Elara terlihat salah tingkah. Namun kemudian berkata lirih, "Uhm ... makan malam sudah siap, Pak."

Kulepas pundaknya, lalu berbalik untuk kembali masuk ke dalam kamar. "Aku tidak lapar," ucapku sembari menutup pintu.

Tubuhku bersandar pada pintu, dan mengutuk perut yang tetiba berbunyi mengerucuk.

Brengsek. Apa tidak bisa menunggu sampai Elara tertidur dulu?

Akhirnya sepanjang malam aku tidak bisa jatuh tidur. Hanya bolak-balik di atas ranjag dengan perut kelaparan. Belum lagi otakku yang tidak mau berhenti bekerja. Fokus pada Nathan yang lancang meneleponku, dan berani-beraninya menanyakan hubunganku dengan Elara.

Dengan perasaan kesal aku bangkit lagi, lalu menyeret kaki untuk ke luar dari kamar. Beranjak ke ruang makan dan terkejut ketika menemukan Elara duduk di salah satu kursi makan, sembari menopang dagu dengan salah satu tangan.

Langkahku melambat, mengamati sosok yang terlihat sedang mengamati makanan yang tersedia di atas meja. Melihat dua piring yang masih bersih di sana, kupastikan kalau dia juga belum menyentuh makan malam.

'Apa dia tidak makan karena aku menolak untuk makan?'

Ada yang menari-nari kegirangan di dalam hati, entah mengapa, tapi ada kesenangan yang menguar. Maka aku berdeham, membuatnya mengangkat kepala dan menoleh.

"Pak Rigel?" Dia tersenyum. "Mau makan?" tanyanya bersemangat.

Aku diam saja, duduk di kursi kosong di hadapannya. Menyendok makananku ke dalam piring. Sambil sesekali melirik ke arah Elara yang terlihat mengamati setiap gerakanku.

Tiba-tiba pikiran liarku merajai benak. Kuambil ponsel yang kukantongi dari kamar tadi, lalu memanggil Elara.

"Sini."

Elara menatapku ragu. Namun akhirnya dia bangkit dari duduknya dan mendekat.

"Selfie."

Keningnya berkerut.

"Sini." Kutarik tubuhnya mendekat hingga jatuh di pangkuan.

"Pak!" Dia menjerit terkejut.

"Lihat ke arah kamera!" suruhku.

"Enggak mau!" Dia menoleh ke arahku, memalingkan wajah dari ponsel yang sudah kubidik ke arah kami.

Ahh ... perempuan ini susah sekali di ajak kerja sama.

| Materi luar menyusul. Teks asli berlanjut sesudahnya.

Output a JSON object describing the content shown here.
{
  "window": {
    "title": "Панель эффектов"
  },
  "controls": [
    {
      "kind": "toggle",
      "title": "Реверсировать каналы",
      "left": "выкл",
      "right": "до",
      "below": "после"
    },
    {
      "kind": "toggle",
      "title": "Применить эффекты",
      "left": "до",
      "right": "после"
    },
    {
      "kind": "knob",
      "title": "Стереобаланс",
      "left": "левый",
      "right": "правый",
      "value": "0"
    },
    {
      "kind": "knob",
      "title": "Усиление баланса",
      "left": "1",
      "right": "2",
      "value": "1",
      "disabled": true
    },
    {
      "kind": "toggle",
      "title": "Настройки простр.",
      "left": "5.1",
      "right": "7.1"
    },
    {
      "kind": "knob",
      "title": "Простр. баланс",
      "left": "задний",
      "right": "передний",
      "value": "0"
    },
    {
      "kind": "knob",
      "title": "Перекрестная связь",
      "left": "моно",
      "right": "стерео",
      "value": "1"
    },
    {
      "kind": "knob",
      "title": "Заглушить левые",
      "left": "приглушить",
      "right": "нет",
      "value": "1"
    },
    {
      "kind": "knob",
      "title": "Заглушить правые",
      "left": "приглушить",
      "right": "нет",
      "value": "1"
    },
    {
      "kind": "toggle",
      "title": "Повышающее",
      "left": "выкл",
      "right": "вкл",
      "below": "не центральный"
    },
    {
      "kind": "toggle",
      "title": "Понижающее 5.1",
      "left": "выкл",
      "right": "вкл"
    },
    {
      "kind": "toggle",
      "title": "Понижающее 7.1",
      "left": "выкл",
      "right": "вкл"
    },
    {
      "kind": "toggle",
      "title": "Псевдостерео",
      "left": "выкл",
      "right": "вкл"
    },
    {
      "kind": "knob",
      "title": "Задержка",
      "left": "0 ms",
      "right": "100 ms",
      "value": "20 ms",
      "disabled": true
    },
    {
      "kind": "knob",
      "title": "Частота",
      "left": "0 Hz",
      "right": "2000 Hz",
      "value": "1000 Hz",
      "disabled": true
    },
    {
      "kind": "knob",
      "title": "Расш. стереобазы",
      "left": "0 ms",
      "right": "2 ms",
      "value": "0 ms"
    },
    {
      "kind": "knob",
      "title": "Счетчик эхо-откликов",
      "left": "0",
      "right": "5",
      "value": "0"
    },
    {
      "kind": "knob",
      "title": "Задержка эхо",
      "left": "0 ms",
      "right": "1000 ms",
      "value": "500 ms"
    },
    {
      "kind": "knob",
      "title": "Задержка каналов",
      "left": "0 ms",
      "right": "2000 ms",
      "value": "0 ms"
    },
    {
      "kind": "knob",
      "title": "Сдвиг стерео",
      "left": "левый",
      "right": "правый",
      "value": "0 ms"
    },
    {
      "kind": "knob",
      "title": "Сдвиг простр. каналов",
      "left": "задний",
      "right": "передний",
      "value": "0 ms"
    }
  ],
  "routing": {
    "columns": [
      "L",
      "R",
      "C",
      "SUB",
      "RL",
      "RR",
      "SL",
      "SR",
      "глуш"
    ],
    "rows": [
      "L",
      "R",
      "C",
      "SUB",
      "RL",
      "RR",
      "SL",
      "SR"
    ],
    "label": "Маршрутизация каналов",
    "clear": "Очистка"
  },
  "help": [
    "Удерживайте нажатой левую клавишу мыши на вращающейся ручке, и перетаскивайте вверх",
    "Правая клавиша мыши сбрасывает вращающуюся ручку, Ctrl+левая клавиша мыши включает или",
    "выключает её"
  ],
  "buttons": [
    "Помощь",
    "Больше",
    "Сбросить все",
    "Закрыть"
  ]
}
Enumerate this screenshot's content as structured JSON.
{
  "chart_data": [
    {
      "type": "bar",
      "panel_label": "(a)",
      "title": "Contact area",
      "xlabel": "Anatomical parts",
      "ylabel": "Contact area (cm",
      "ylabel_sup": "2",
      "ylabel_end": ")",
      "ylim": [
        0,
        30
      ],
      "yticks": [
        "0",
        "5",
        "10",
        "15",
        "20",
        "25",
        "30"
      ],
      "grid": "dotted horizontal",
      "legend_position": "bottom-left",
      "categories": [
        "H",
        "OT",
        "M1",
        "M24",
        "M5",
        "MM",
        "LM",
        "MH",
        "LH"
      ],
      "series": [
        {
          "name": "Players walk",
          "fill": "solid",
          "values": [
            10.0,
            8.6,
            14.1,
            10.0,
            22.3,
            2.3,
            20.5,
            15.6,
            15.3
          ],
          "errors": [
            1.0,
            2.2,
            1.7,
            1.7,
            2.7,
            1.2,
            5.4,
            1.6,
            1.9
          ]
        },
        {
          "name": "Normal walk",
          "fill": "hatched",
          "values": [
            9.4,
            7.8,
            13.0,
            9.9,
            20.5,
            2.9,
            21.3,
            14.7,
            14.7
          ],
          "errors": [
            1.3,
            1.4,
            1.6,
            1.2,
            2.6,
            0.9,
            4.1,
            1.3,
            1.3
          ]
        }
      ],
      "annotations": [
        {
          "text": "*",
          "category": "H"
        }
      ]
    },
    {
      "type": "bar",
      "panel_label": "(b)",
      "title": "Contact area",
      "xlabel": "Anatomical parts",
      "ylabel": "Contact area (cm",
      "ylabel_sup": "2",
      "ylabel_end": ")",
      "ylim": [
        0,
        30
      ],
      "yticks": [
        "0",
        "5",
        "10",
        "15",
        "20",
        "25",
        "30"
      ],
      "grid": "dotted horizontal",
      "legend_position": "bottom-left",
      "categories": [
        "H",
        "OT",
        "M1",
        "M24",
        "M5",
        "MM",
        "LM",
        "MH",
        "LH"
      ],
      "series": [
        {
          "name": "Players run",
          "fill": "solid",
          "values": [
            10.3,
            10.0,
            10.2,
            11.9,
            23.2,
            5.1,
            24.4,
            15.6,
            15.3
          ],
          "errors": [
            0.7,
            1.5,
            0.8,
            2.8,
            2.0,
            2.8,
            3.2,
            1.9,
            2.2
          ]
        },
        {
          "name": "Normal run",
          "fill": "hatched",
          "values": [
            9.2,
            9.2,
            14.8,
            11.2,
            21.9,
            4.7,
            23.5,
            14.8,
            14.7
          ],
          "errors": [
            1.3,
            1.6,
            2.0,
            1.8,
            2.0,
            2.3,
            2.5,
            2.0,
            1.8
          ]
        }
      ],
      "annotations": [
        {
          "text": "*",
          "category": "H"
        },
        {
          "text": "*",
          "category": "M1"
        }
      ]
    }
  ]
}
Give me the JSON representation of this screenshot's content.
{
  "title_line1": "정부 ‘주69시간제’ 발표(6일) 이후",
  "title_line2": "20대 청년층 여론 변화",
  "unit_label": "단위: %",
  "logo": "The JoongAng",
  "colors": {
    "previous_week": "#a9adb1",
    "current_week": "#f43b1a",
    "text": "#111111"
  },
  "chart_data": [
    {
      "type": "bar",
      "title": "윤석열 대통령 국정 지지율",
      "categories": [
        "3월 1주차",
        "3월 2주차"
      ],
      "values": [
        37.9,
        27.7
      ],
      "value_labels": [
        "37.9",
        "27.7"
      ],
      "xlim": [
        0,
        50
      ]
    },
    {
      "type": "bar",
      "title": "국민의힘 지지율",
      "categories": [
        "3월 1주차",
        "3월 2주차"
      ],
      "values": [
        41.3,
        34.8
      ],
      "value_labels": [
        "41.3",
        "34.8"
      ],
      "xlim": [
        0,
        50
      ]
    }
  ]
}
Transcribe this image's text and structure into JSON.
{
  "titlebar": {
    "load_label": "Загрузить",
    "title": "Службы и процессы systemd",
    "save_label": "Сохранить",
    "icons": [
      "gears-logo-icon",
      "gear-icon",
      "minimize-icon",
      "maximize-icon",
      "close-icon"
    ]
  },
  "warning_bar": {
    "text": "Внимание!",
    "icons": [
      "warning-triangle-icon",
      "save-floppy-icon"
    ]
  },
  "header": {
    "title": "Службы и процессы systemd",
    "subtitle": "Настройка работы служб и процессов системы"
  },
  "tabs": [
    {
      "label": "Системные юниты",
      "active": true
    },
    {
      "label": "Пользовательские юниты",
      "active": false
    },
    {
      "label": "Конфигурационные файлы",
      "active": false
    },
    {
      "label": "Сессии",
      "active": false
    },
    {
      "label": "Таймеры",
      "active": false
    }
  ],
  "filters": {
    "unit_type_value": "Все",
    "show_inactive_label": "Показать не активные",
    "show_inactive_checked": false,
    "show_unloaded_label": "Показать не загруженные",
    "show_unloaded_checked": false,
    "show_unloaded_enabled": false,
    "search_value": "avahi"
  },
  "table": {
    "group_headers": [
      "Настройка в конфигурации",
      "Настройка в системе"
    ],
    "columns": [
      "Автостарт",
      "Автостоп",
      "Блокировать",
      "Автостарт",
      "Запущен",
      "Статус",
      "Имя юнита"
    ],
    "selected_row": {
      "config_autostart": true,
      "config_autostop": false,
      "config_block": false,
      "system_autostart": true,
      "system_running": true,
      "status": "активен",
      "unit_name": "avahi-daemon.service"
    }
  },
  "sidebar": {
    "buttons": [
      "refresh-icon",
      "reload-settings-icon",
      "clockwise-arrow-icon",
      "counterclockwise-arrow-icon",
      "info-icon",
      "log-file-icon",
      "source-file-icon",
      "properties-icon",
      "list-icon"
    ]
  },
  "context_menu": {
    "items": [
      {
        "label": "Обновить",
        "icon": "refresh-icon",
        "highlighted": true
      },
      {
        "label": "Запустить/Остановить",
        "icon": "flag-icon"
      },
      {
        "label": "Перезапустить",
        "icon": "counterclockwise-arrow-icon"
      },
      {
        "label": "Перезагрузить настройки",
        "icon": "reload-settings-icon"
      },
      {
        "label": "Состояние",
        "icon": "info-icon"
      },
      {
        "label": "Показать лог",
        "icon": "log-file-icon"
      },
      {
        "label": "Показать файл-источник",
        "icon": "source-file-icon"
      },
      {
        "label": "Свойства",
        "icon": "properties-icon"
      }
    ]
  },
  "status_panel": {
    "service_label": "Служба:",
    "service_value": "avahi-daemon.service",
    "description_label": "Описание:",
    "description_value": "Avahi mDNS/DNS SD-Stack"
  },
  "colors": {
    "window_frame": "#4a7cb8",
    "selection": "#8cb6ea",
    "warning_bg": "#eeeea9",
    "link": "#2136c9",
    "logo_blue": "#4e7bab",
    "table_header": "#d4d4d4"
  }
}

"Ck!" Aku berdecak. Elara menatapku dengan kesal. Dia coba bangkit tapi kutahan.

"Selfie!"

"Buat apa sih?" Dia coba berontak.

Bikin kesal. Maka dengan kekesalan dan amarah yang masih tersisa sejak kemarin, kupagut bibirnya. Dia berontak tapi tidak bisa berbuat banyak. Kutekan tombol pada ponsel, membuat kilat blitz benderang.

Elara mendorong dadaku, lalu bangkit dan berlari ke kamarnya. Bisa jadi dia menangis, tapi apa peduliku?

Masa bodo! Yang penting aku sudah mendapatkan foto yang bagus. Senyum tergaris di bibir, ketika melihat hasil foto yang terlihat sempurna. Sangat tepat dengan Elara yang menutup mata dan aku yang mengecup bibir.

Lalu dengan cepat tanganku bergerak di atas ponsel, menari-nari dengan lincah dan bersemangat.

'Siapa tahu lo masih penasaran dengan hubungan kami.'

Lalu kukirim pesan itu, bersama fotoku dan Elara sebagai lampirannya.